Last week, I wrote about logging for index rebuild operations.  I wanted to publish the result of that testing as soon as I could, because that dealt with a specific question I was trying to answer. However, I actually started out my testing by looking at the logging that was done for a different operation, and ended up generating some new questions for myself.

Before I started testing the index rebuilds, I thought I would just get warmed up by observing the logging for SELECT INTO. I thought I knew what got logged, but I was wrong. My understanding was that as a minimally logged operation, in FULL recovery, SELECT INTO would log each 8K page as it was written, not each row like a normal INSERT would. In BULK_LOGGED, SELECT INTO would create a log record for each page, but it would not log the entire 8K page. And of course, it would also not log every row.  However, my first test turned up some surprising results.

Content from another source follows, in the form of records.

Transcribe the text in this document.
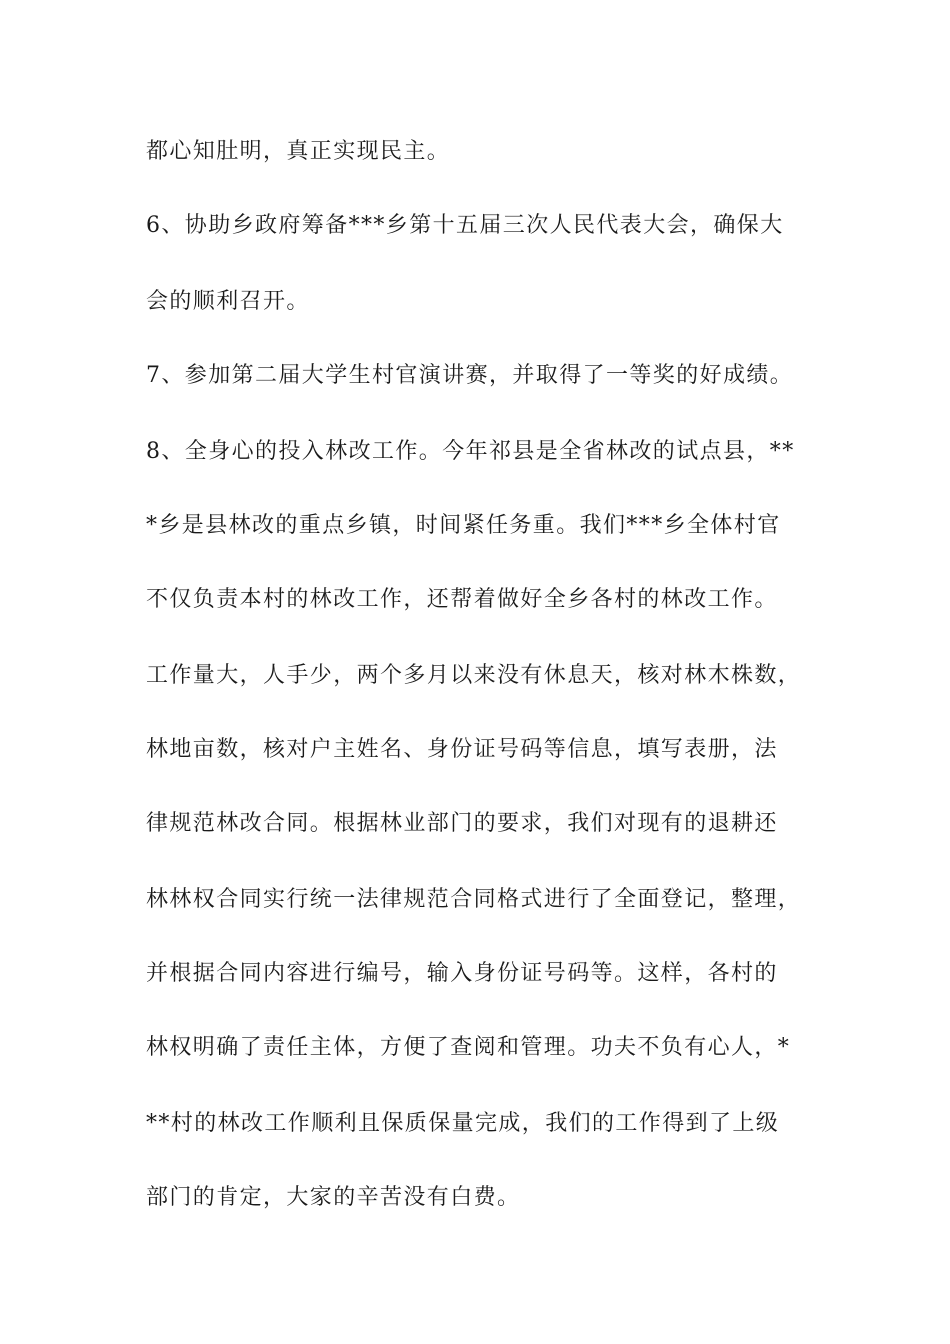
都心知肚明，真正实现民主。
6、协助乡政府筹备***乡第十五届三次人民代表大会，确保大
会的顺利召开。
7、参加第二届大学生村官演讲赛，并取得了一等奖的好成绩。
8、全身心的投入林改工作。今年祁县是全省林改的试点县，**
*乡是县林改的重点乡镇，时间紧任务重。我们***乡全体村官
不仅负责本村的林改工作，还帮着做好全乡各村的林改工作。
工作量大，人手少，两个多月以来没有休息天，核对林木株数，
林地亩数，核对户主姓名、身份证号码等信息，填写表册，法
律规范林改合同。根据林业部门的要求，我们对现有的退耕还
林林权合同实行统一法律规范合同格式进行了全面登记，整理，
并根据合同内容进行编号，输入身份证号码等。这样，各村的
林权明确了责任主体，方便了查阅和管理。功夫不负有心人，*
**村的林改工作顺利且保质保量完成，我们的工作得到了上级
部门的肯定，大家的辛苦没有白费。
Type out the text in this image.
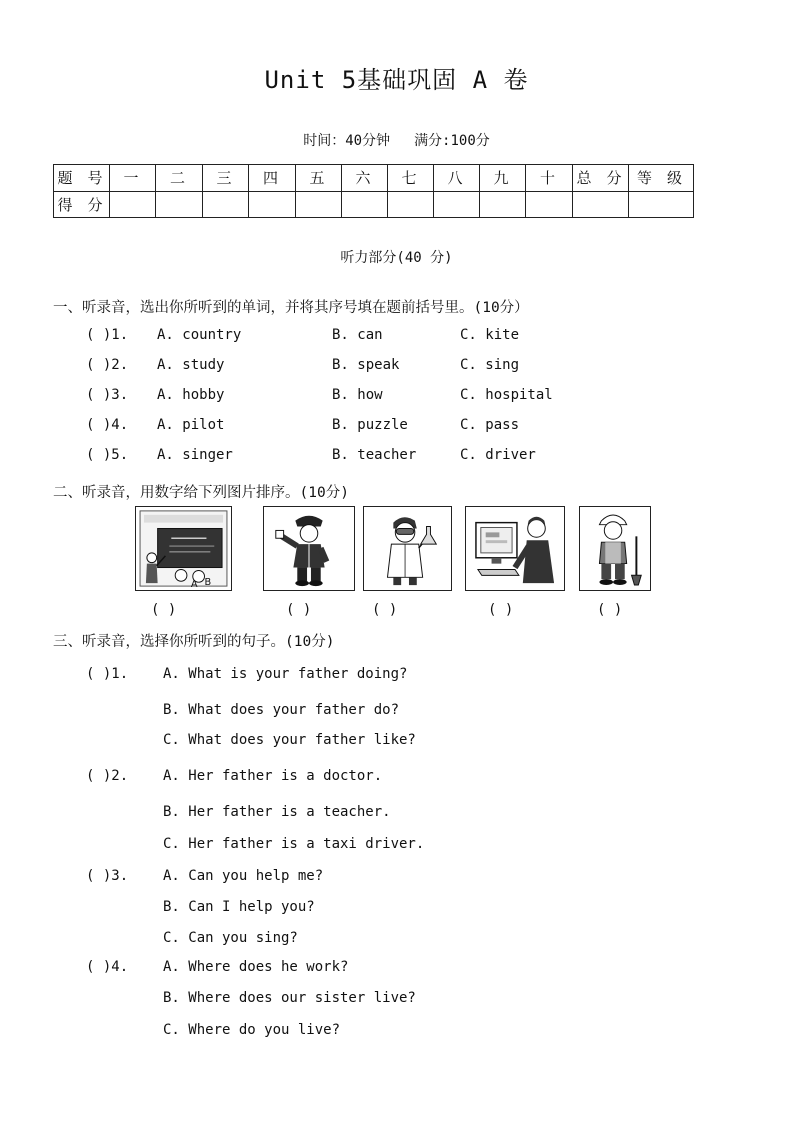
Unit 5基础巩固 A 卷
时间：40分钟 满分:100分
题 号	一	二	三	四	五	六	七	八	九	十	总 分	等 级
得 分												
听力部分(40 分)
一、听录音，选出你所听到的单词，并将其序号填在题前括号里。(10分）
( )1. A. country	B. can	C. kite
( )2. A. study	B. speak	C. sing
( )3. A. hobby	B. how	C. hospital
( )4. A. pilot	B. puzzle	C. pass
( )5. A. singer	B. teacher	C. driver
二、听录音，用数字给下列图片排序。(10分)
A B
( )	( )	( )	( )	( )
三、听录音，选择你所听到的句子。(10分)
( )1. A. What is your father doing?
B. What does your father do?
C. What does your father like?
( )2. A. Her father is a doctor.
B. Her father is a teacher.
C. Her father is a taxi driver.
( )3. A. Can you help me?
B. Can I help you?
C. Can you sing?
( )4. A. Where does he work?
B. Where does our sister live?
C. Where do you live?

Here's what I did: First, I made sure the AdventureWorks database was in FULL recovery, and dropped the Details table if it existed. Then I created  a table called SELECTINTOLoggingData to hold the results of calling fn_dblog.  As in last week's script, the following information was captured:

  • Max log record size
  • Sum of log record sizes
  • Number of log records
  • Number of log records larger than 8K

Finally, I backed up the AdventureWorks database to give me a foundation for log backups. So here's the first part of the script:

ALTER DATABASE AdventureWorks SET RECOVERY FULL
GO
USE AdventureWorks;
GO
IF EXISTS (SELECT 1 FROM sys.tables    
            WHERE name = 'Details')
       DROP TABLE Details;
      
IF EXISTS (SELECT 1 FROM sys.tables WHERE name = 'SELECTINTOLoggingData')
    DROP TABLE SELECTINTOLoggingData;
GO

CREATE TABLE SELECTINTOLoggingData
(DBRecModel CHAR(12), MaxLogRowSize INT, NumLogRows INT, NumLargeRows INT);
GO

BACKUP DATABASE AdventureWorks TO DISK = 'c:\backups\AW.bak' WITH INIT;
GO

The actual testing was be done first in FULL recovery, then in BULK_LOGGED. I backed up up the transaction log, then created the Details table by executing a SELECT INTO from the Sales.SalesOrderDetail table.  The Details table has  1495 pages and 121,317 rows. Finally, I inserted the relevant values from fn_dblog  into the SELECTINTOLoggingData table.

----  FULL Recovery


BACKUP LOG AdventureWorks TO DISK = 'c:\backups\AW_log.bak' WITH INIT;
SELECT COUNT(*) FROM fn_dblog(null, null);
GO
SELECT * INTO Details
FROM Sales.SalesOrderDetail;
GO


INSERT INTO SELECTINTOLoggingData
SELECT 'FULL',
        MAX([Log Record Length]),
        COUNT(*),
        (SELECT COUNT(*) FROM fn_dblog(null, null) WHERE [Log Record Length]  >8000)
        FROM fn_dblog(null, null);
GO

DROP TABLE Details;
GO


-- BULK_LOGGED Recovery


ALTER DATABASE AdventureWorks SET RECOVERY BULK_LOGGED;
BACKUP LOG AdventureWorks TO DISK = 'c:\backups\AW_log.bak' WITH INIT;
SELECT COUNT(*)  FROM fn_dblog(null, null);
GO

SELECT * INTO Details
FROM Sales.SalesOrderDetail;
GO


INSERT INTO SELECTINTOLoggingData
SELECT 'BULK_LOGGED',
        MAX([Log Record Length]),
        COUNT(*),
        (SELECT COUNT(*) FROM fn_dblog(null, null) WHERE [Log Record Length]  >8000)
        FROM fn_dblog(null, null);
GO

Finally, I looked at the data I collected:

SELECT * FROM SELECTINTOLoggingData;
GO

Here are my results:

image

Although the number of large (8K) log rows was as expected, I was quite surprised to see the total number of log records! (And yes, I know the column names use the term "Log Rows", but I'm calling them "Log Records".  I guess I just wanted a shorter column name.)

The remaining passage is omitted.